Los tres se alejaron charlando amigablemente. Yo me quedé allí esperando próximos acontecimientos. De cualquier manera, me llenó de satisfacción verles tan bien avenidos; lo único que me supo mal fue que, si iban a tomar una horchata, no invitasen a Rick. Una familia bien avenida es la base de cualquier tipo de civilización. Si no están convencidos de lo que les digo, fíjense en los osos: no tienen una estructura familiar definida y, ya ven, deben pasarse media vida durmiendo para no matarse los unos a los otros. Lo pueden preguntar a cualquier etólogo.

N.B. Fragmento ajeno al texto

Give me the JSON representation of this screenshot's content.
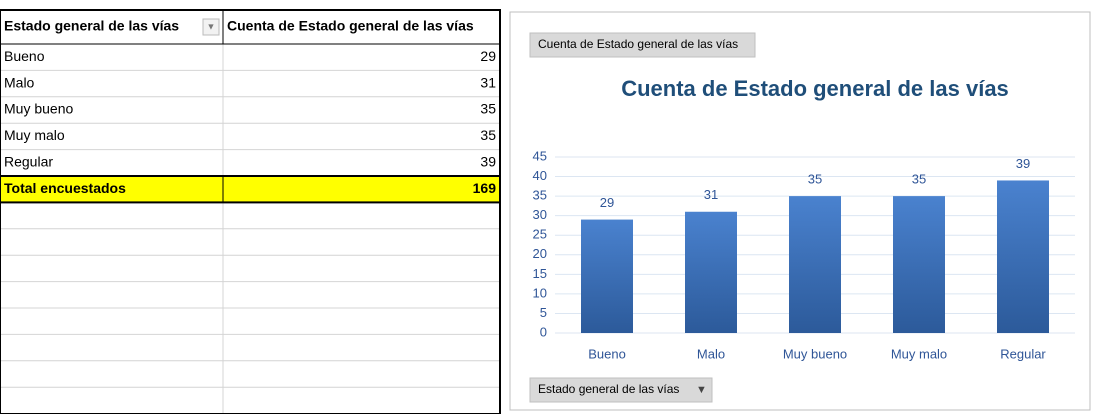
{
  "table": {
    "header": [
      "Estado general de las vías",
      "Cuenta de Estado general de las vías"
    ],
    "rows": [
      [
        "Bueno",
        29
      ],
      [
        "Malo",
        31
      ],
      [
        "Muy bueno",
        35
      ],
      [
        "Muy malo",
        35
      ],
      [
        "Regular",
        39
      ]
    ],
    "total": [
      "Total encuestados",
      169
    ]
  },
  "chart_data": {
    "type": "bar",
    "title": "Cuenta de Estado general de las vías",
    "value_button": "Cuenta de Estado general de las vías",
    "axis_button": "Estado general de las vías",
    "categories": [
      "Bueno",
      "Malo",
      "Muy bueno",
      "Muy malo",
      "Regular"
    ],
    "values": [
      29,
      31,
      35,
      35,
      39
    ],
    "color": "#3a6fb8",
    "ylim": [
      0,
      45
    ],
    "yticks": [
      0,
      5,
      10,
      15,
      20,
      25,
      30,
      35,
      40,
      45
    ],
    "grid": true
  }
}
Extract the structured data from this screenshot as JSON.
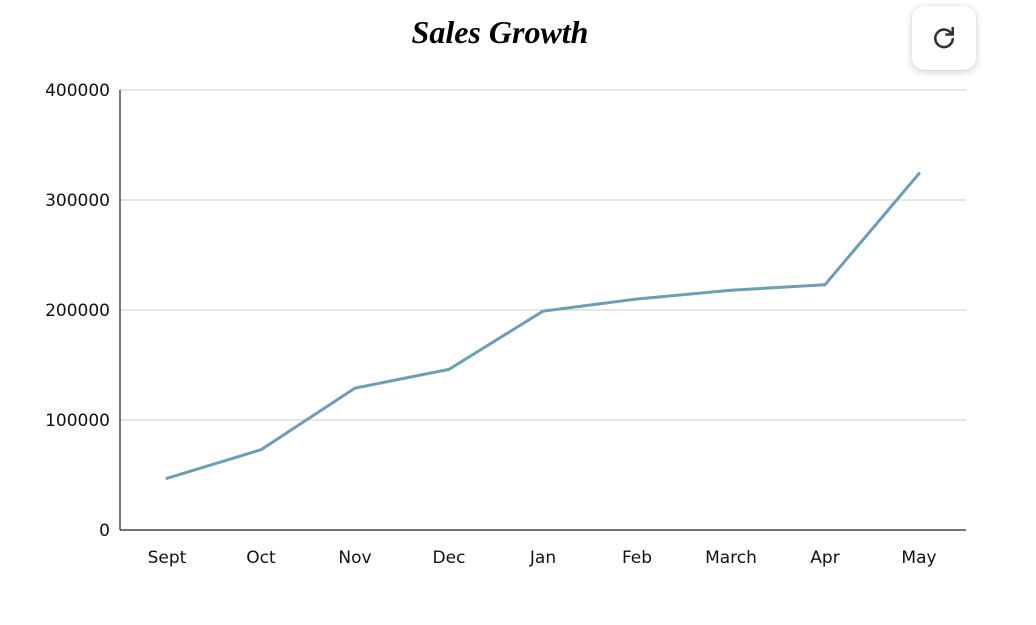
{
  "chart_data": {
    "type": "line",
    "title": "Sales Growth",
    "xlabel": "",
    "ylabel": "",
    "categories": [
      "Sept",
      "Oct",
      "Nov",
      "Dec",
      "Jan",
      "Feb",
      "March",
      "Apr",
      "May"
    ],
    "series": [
      {
        "name": "Sales",
        "color": "#6a9fb5",
        "values": [
          47000,
          73000,
          129000,
          146000,
          199000,
          210000,
          218000,
          223000,
          324000
        ]
      }
    ],
    "ylim": [
      0,
      400000
    ],
    "yticks": [
      "0",
      "100000",
      "200000",
      "300000",
      "400000"
    ],
    "grid": true,
    "legend": "none"
  },
  "controls": {
    "refresh_icon": "refresh-icon"
  }
}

Al cabo de una media hora Blas, y Emilia regresaron al salón de belleza. Iban conversando animadamente: él gesticulaba con cierta excitación, ella asentía con aire entre pensativo y risueño. Media hora más y salió Emilia, sola; paró un taxi y se fue. Quince minutos más, y salieron juntos Blas y Rick. Mi cliente parecía excitado. Rick tenía un aire más lánguido que en la ocasión anterior. —No sé si lo defino bien si les digo que en lugar de ofrecer la estampa de una guerrera vikinga recordaba más a la Dama de las Camelias—… Entraron en un aparcamiento y tardaron en salir el tiempo justo de desaparcar el coche. Ni pensar en seguirles, lo último que vi antes de que su vehículo se perdiese más allá del semáforo fue a Rick apoyando coquetamente la cabeza sobre el hombro de mi cliente. Si aquello no era una reconciliación en toda regla y hasta la próxima, yo no entendía nada de los asuntos con los que habitualmente me ganaba la vida…

Le daba a mi cliente dos días para que fuese él quien cancelase el contrato. Si no lo hacía, le llamaría yo. Aquello estaba empezando a resultar tan aburrido como una conferencia sobre anatomía femenina sin diapositivas…

Llegué a casa y casi me asusté cuando al introducir la llave en la cerradura la puerta se abrió desde el interior. Ya no recordaba que Billy Ray era mi invitado…

—¿Todo bien, socio?

—De fantasía, hombre. Aquí, esperando que vengan esos tipos a matarme mientras tú andas por ahí con cualquier asunto más importante que salvarle la vida a tu amigo.

—No sé por qué me parece que vas a tener los mismos inconvenientes de una esposa sin ninguna de las ventajas. ¿Ha llamado García?

—Sí. Mañana, a las nueve, tenemos que vernos los tres en la Agencia.

—Bien, voy a sacar a Cariño a pasear un rato.

—Yo vengo.

—No, hombre. En este momento nadie sabe que estás aquí; si empiezas a entrar y salir a todas horas, pronto lo sabrá todo el barrio.

—Pues no tardes.

—No, mi amor, ya sabes que sólo pienso en ti.

Fuck you.

—Te vas recuperando… Eso de «fayu» suena a esa cosa que tú llamas inglés…

La noche preludiaba el verano que se avecinaba.

La temperatura invitaba a pasear y una luna llena intentaba colar su luz por los resquicios entre edificios para acabar muriendo en la opacidad del asfalto. Cariño olfateó en dirección a la montaña de Montjuïc y ladró alegremente: ella aún era capaz de oler la naturaleza cercada por la ciudad.